The presentation of the text itself is correct.

Steps to reproduce:
1. Load a java file with LF instead of CR as end of line


Actual results:
All lines after a single line comment are marked as comment.

Expected results:
The lines after a single line comment are highlighted as java code syntax.

Does this happen every time?
Yes.

Other information:
All of my GNOME components are from fedora development repository and have the
version 2.12.
Comment 1 Paolo Borelli 2005-09-21 09:40:35 UTC
Syntax Highlghting is provided by gtksourceview -> moving the bug to it.

Does the problem happens also with C and other languages? I can't see anything
particular in the java.lang synatx file...
Comment 2 Mario Bruckschwaiger 2005-09-21 09:49:42 UTC
This happens also with C source code file (and I suppose also with other languages).
Comment 3 Mario Bruckschwaiger 2005-09-21 09:51:17 UTC
The gtksourceview version is gtksourceview-1.4.1-1
Comment 4 Paolo Maggi 2006-07-26 12:17:30 UTC
Probably this bug is not specific to the Java language.
In gtksourcetag.c we explicit use \n as line terminator.
Comment 5 Paolo Maggi 2006-07-26 13:51:03 UTC
*** Bug 340354 has been marked as a duplicate of this bug. ***
Comment 6 Paolo Borelli 2006-07-26 13:52:33 UTC
*** Bug 343910 has been marked as a duplicate of this bug. ***
Comment 7 Paolo Maggi 2006-08-23 15:47:46 UTC
I have tried to fix this bug without success.

As I said in comment #4, gtksourcetag.c explicitly use \n as line terminator. 
But replacing it with "$" or with [\n\r] didn't solve the problem.

One of the problems is that regex does not match "\r" when using $ and we
are using "$" in a lot of .lang files.

Furthermore some .lang files also use "\n".

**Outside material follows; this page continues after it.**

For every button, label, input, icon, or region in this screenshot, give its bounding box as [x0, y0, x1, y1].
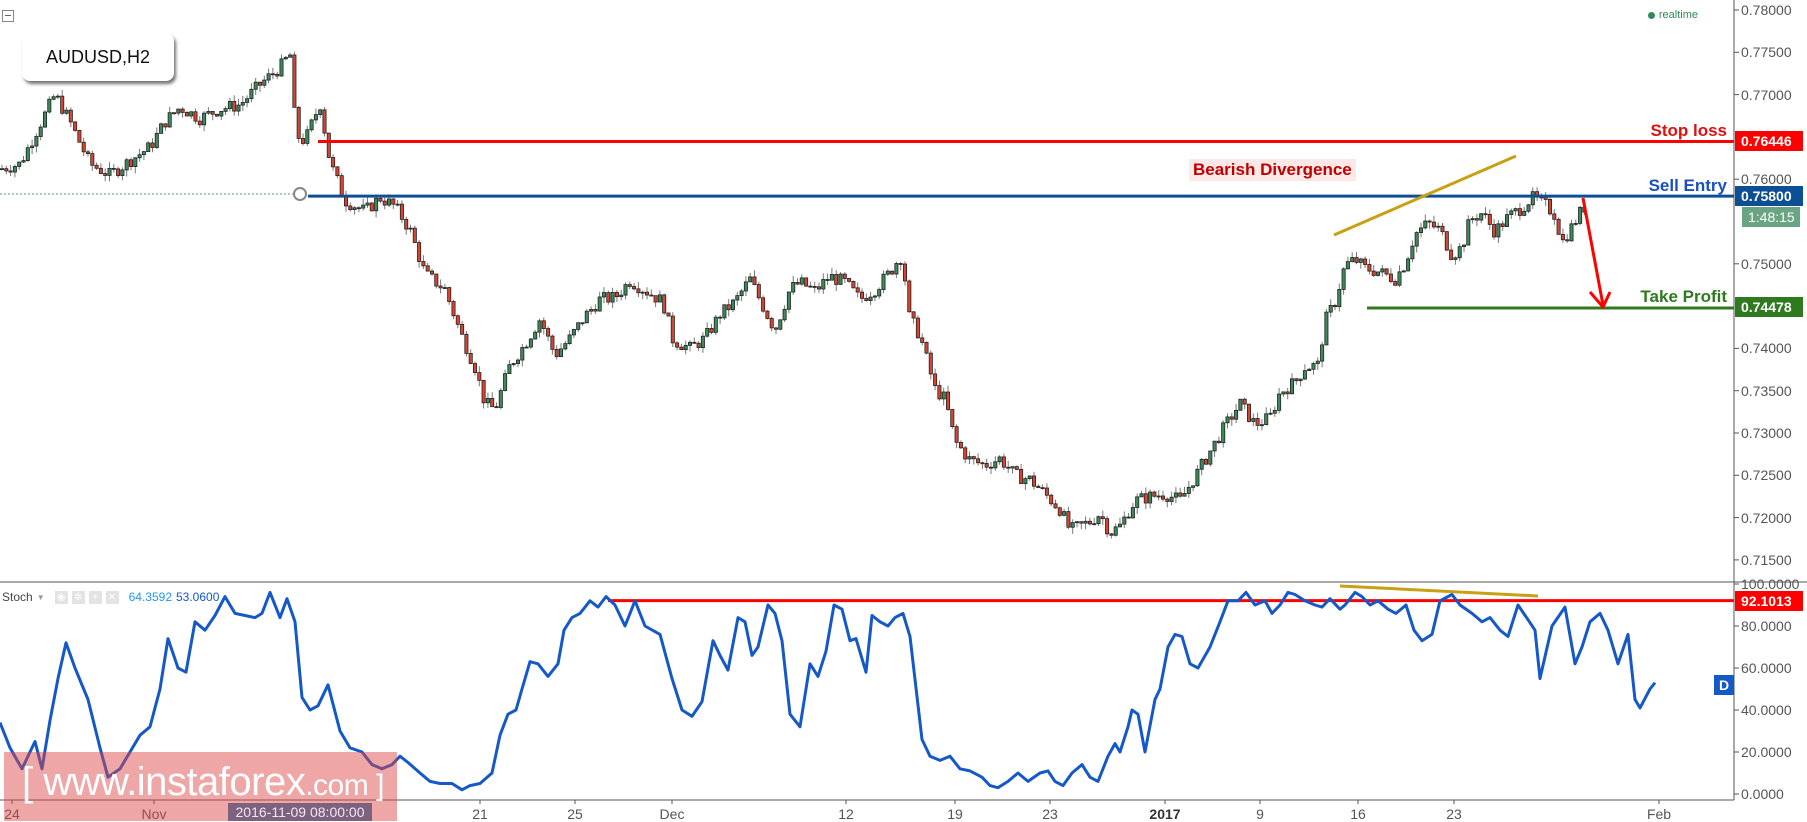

BTW, fixing all the "\n" I have found (at least related to c.lang and core code) 
did not solve the problem, so I gave up.

We will try to investigate again this problem when releasing the new engine.
May be PCRE will help us.
Comment 8 Yevgen Muntyan 2006-08-23 19:32:41 UTC
From new engine code:

/* Line terminator characters (\n, \r, \r\n, or unicode paragraph separator)
 * are removed from the line text. The problem is that pcre does not understand
 * arbitrary line terminators, so $ in pcre means (?=\n) (not quite, it's also
 * end of matched string), while we really need "((?=\r\n)|(?=[\r\n])|(?=\xE2\x80\xA9)|$)".
 * It could be worked around by replacing line terminator in matched text with
 * \n, but it's a good source of errors, since offsets (not all, unfortunately) returned
 * from pcre need to be compared to line length, and adjusted when necessary.
 * Not using line terminator only means that \n can't be in patterns, it's not a
 * big deal: line end can't be highlighted anyway; if a rule needs to match it, it can
 * can use "$" as start and "^" as end.
 */

An example is trailing backslash rule:

        <context id="line-continue">
            <start>\\$</start>
            <end>^</end>
        </context>

Using '\n' in lang files is broken (and simply won't work).
Comment 9 Yevgen Muntyan 2006-08-23 19:34:17 UTC
(In reply to comment #8)
> From new engine code:
> 
> /* Line terminator characters (\n, \r, \r\n, or unicode paragraph separator)
>  * are removed from the line text. 

Need to make sure that \r followed by \n in pathological cases (line ending with \r, next line ending with \n, deleting second line body) is handled right.
Comment 10 Yevgen Muntyan 2007-05-26 21:09:24 UTC
If some lang file uses "\n" explicitely, then it's a lang file bug which should be fixed (this one, java, is fine).